Литтл Маунтинмэн

Рефрен, кумиры, непредвзятость критики и другое

Рефрен, кумиры, непредвзятость критики и другое


  

Пишет некто Кисляев. А мы-то на самом деле знаем, что это никакой не Кисляев. А покамест не скажем кто.

                                 

«Я московский Гамлет. (Круто! – прим. автора статьи, а он живёт в первой квадриге 21 века) Да. Я в Москве хожу по домам, по театрам, ресторанам и редакциям и всюду говорю одно и то же:

– Боже, какая скука! Какая гнетущая скука!

И мне сочувственно отвечают:

– Да, действительно, ужасно скучно. (Разумеется: ни айфона, ни телевизора, ни интернета – прим. автора статьи)

Это днем и вечером. А ночью, когда я, вернувшись домой, ложусь спать и в потемках спрашиваю себя, отчего же это в самом деле мне так мучительно скучно, в груди моей беспокойно поворачивается какая-то тяжесть, – и я припоминаю, как неделю тому назад в одном доме, когда я стал спрашивать, что мне делать от скуки, какой-то незнакомый господин, очевидно не москвич, вдруг повернулся ко мне и сказал раздраженно:

– Ах, возьмите вы кусок телефонной проволоки и повесьтесь вы на первом попавшемся телеграфном столбе! Больше вам ничего не остается делать!»

Хороший кусочек. Но какой-то почти обыкновенный. Тут же приходит на ум Москва или Питер, годов этак восьмидесятых конца 19-го века. Как определили век?

Элементарно, Ватсон! Включите дедукцию: «незнакомый господин», «телефонная проволока», «телеграфный столб» с какого века это всё?

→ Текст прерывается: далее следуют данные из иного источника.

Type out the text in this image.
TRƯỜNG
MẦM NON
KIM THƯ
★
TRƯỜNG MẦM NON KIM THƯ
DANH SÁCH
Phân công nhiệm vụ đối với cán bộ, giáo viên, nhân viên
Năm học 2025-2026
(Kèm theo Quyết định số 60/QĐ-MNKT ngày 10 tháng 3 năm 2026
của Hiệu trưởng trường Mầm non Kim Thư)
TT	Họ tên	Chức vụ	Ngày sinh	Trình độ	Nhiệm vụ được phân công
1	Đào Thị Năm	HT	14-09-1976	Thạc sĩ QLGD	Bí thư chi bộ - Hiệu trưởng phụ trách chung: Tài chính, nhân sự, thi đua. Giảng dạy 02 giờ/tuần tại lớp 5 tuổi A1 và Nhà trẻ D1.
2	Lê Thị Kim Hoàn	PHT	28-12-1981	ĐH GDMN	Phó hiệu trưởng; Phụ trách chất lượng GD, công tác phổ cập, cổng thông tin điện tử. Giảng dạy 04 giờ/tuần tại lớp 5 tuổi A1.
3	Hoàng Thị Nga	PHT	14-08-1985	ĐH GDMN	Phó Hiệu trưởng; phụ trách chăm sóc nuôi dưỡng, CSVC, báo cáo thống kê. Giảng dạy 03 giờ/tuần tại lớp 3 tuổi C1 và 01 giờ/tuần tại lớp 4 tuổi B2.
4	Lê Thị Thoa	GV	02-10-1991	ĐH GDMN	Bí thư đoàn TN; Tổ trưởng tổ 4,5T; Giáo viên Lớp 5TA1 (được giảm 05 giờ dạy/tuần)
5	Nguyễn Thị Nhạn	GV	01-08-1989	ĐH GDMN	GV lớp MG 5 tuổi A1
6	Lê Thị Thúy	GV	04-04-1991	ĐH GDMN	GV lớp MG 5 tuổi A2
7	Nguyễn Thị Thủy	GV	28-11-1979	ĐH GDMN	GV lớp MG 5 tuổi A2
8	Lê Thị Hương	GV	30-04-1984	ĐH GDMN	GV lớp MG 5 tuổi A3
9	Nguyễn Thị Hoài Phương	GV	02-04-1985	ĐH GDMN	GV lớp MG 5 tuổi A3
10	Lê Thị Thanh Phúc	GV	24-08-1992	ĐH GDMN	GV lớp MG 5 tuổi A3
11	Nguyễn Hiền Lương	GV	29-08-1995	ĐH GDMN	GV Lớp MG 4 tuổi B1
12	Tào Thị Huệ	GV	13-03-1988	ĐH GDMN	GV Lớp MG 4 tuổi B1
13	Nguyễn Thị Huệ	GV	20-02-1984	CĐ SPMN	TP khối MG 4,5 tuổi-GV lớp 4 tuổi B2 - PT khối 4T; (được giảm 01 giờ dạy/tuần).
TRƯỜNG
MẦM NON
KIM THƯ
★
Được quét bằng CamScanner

Ну вот, ещё выдержка, оттуда же:

«Я с купцами бормочу о том, что пора бы Москве завести торговые сношения с Китаем и с Персией, но мы не знаем, где эти Китай и Персия и нужно ли им еще что-нибудь, кроме гнилого и подмоченного сырца. Я от утра до вечера жру в трактире Тестова и сам не знаю, для чего жру. Играю роль в какой-нибудь пьесе и не знаю содержания этой пьесы. Иду слушать «Пиковую даму» и, только когда уже подняли занавес, вспоминаю, что я, кажется, не читал пушкинской повести или забыл ее. Я пишу пьесу и ставлю ее, и только когда она проваливается с треском, я узнаю, что точно такая же пьеса была уже раньше написана Вл. Александровым, а до него Федотовым, а до Федотова Шпажинским».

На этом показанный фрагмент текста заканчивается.